A mutation should ideally only cause small changes, but in total enough that the individuals cover almost the entire value landscape over the duration of an evolutionary algorithm on which optimization is to be carried out. At the beginning of running a EA it is therefore permit cheaper, larger, increasing in advanced stage only small changes should be allowed to individuals who are already close to an optimum , not stir are from this optimum.

An evolutionary algorithm with a global mutation rate (proportion of the total population subjected to the mutation) of 0 will give very poor results, since alleles once dropped from the population by cross functions can never return to the population and thus, if they are part of the Building blocks of the globally optimal solution were missing to find this. If, on the other hand, the mutation rate is too high, individuals close to the optimum are pushed away from it again and the algorithm cannot converge.

If cross functions or problem representations are used that are not well suited to the problem, unwanted mutations can occur in the cross. At some points on the chromosome, an expression of the allele develops that cannot be traced back to any of the parent individuals, even before the actual mutation step takes place.

Different mutation types are differently suitable for different genome types:

Mutation of binary numbers (bit strings)

Bit strings are mutated by bit flips at random positions.

Example:

1 0 1 0 0 1 0
1 0 1 0 1 1 0

The probability of a bit being mutated is , where is the length of the binary vector. As a result, a mutation rate of 1 per mutation and the individual selected for mutation is achieved on average ( see above , global mutation rate).

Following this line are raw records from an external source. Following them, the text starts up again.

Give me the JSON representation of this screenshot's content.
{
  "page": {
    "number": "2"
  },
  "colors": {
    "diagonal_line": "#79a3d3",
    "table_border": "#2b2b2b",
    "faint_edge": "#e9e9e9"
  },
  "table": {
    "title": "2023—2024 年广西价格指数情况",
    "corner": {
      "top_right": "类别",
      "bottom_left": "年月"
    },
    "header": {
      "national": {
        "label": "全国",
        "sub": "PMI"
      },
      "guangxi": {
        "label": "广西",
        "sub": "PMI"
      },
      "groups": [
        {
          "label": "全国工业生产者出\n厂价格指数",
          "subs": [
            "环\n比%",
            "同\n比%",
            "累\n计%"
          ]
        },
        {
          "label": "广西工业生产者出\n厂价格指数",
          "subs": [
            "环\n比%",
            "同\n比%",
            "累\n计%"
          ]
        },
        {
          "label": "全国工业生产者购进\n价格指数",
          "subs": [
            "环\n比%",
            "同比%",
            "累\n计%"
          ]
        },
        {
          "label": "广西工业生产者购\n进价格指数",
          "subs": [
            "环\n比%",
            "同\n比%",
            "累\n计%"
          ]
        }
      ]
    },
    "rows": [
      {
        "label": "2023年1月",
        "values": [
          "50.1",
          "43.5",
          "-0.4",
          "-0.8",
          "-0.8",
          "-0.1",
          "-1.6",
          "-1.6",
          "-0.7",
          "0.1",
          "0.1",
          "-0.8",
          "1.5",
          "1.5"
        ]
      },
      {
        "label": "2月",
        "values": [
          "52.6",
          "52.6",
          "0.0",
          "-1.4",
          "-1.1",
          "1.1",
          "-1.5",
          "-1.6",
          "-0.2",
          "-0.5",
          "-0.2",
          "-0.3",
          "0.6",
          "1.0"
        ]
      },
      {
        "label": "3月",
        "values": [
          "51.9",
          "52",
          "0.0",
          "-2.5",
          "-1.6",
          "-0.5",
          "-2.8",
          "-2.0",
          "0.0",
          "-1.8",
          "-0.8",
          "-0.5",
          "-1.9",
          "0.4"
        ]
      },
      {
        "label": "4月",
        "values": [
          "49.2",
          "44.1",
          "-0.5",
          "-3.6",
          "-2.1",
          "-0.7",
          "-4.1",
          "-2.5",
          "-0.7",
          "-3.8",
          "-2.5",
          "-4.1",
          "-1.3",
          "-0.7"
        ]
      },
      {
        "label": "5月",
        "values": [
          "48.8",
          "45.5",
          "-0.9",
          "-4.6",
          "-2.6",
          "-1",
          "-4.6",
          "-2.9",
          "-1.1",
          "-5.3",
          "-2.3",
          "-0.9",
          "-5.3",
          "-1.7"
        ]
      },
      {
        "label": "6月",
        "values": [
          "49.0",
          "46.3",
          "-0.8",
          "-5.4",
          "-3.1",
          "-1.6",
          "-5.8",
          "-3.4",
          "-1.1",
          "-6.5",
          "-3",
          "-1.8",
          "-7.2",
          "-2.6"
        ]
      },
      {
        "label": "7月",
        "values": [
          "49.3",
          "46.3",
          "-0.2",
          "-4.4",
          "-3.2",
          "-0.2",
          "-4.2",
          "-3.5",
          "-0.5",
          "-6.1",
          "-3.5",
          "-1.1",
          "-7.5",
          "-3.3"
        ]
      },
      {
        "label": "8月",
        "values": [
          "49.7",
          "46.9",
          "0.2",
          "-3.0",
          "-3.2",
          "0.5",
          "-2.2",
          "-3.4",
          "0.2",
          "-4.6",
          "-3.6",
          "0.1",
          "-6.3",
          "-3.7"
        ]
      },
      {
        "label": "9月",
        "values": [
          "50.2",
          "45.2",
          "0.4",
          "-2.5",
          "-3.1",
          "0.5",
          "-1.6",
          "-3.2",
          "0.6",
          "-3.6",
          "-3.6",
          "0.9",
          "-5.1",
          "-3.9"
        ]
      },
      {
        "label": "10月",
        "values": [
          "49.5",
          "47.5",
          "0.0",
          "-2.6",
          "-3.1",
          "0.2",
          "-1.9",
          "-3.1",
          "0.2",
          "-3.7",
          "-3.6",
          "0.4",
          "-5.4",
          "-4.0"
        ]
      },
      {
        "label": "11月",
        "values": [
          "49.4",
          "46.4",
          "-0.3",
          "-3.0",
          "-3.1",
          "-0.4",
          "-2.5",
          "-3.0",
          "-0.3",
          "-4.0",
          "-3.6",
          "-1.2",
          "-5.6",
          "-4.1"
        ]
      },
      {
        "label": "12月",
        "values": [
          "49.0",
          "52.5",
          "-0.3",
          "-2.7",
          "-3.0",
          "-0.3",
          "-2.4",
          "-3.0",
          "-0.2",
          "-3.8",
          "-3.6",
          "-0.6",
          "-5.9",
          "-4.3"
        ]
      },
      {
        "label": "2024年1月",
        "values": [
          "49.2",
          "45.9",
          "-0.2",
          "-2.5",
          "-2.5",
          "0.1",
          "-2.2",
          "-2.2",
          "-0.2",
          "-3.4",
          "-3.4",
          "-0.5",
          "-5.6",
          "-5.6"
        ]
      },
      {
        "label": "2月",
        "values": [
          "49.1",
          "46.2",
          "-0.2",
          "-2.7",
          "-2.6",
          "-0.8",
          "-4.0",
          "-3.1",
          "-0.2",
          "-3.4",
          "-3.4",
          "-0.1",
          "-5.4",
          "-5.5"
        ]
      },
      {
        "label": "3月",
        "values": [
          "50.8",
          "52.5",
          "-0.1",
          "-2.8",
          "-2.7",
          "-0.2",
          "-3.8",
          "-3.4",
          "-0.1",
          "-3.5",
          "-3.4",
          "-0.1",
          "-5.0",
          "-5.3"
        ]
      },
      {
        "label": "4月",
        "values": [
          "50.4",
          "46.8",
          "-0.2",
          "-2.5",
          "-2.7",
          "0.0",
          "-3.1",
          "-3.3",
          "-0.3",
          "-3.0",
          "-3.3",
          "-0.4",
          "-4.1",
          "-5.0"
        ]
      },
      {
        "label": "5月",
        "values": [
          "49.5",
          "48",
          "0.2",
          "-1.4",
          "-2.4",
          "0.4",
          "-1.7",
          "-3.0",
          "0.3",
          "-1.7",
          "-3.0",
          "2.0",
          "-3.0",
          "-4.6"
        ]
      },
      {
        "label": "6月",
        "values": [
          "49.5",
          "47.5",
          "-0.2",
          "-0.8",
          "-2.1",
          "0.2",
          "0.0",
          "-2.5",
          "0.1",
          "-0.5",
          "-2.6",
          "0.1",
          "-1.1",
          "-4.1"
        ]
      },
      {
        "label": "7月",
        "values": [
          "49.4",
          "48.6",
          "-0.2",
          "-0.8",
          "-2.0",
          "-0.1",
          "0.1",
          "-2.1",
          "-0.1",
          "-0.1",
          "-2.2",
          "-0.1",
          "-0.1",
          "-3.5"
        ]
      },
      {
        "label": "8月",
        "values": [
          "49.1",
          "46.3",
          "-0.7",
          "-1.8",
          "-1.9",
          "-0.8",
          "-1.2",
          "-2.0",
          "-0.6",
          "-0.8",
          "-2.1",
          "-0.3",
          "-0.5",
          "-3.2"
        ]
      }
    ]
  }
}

Preference for the lower-order bits

A variant of the mutation of binary numbers is the following procedure:

  • Choose a digit of the binary number , whereby the lower significant digits are selected with an exponentially higher probability than the higher significant ones.
  • Invert the bit at this point of the binary number to: .
  • The new number created in this way is the mutated genome.

An example to illustrate - a mutation of an 8-bit number:

11001100 - the number before the mutation
11000100 - afterwards (a mutation in the 4th position)

This procedure also works with floating point numbers if they are written as a number without exponent information (i.e. instead of ).

A wrong choice of the mutation probabilities can lead to the fact that only lower-valued places are modified, so that the mutations ultimately have no significant influence on the individuals or the fitness-function value that is dependent on them .

Mutation of permutations

The mutation of permutations is specially designed for genomes that are themselves permutations of a set . Parts of the genome are shifted or mirrored.

Rotation to the right

A variant of mutation of permutations is the following procedure:

Procedure example
A permutation is given,
* Select a partial list, i.e. a start index and an end index in , which are both natural numbers between 0 and . The start index can also come after the end index. Then the part list simply starts again from the beginning ( periodic boundary condition ). This is necessary so that the permutation probability in the genome is the same everywhere and is not greater in the middle than at the edges. ,
* Copy to and rotate the parts list to the right.
* is then the mutated genome.

reflection

Another variant of mutation of permutations is the following procedure:

Procedure example
* A permutation is given,
* Select a partial list, i.e. a start index and an end index in , which are both natural numbers between 0 and . The start index can also come after the end index. Then the part list simply starts again from the beginning ( periodic boundary condition ). This is necessary so that the permutation probability in the genome is the same everywhere and is not greater in the middle than at the edges. ,
* Copy to and reflected the partial list.
* is then the mutated genome.

This variant is suitable for solving the problem of the traveling salesman , since the change in the neighborhood should be kept to a minimum here and the mirroring simply takes part of the route in the reverse order.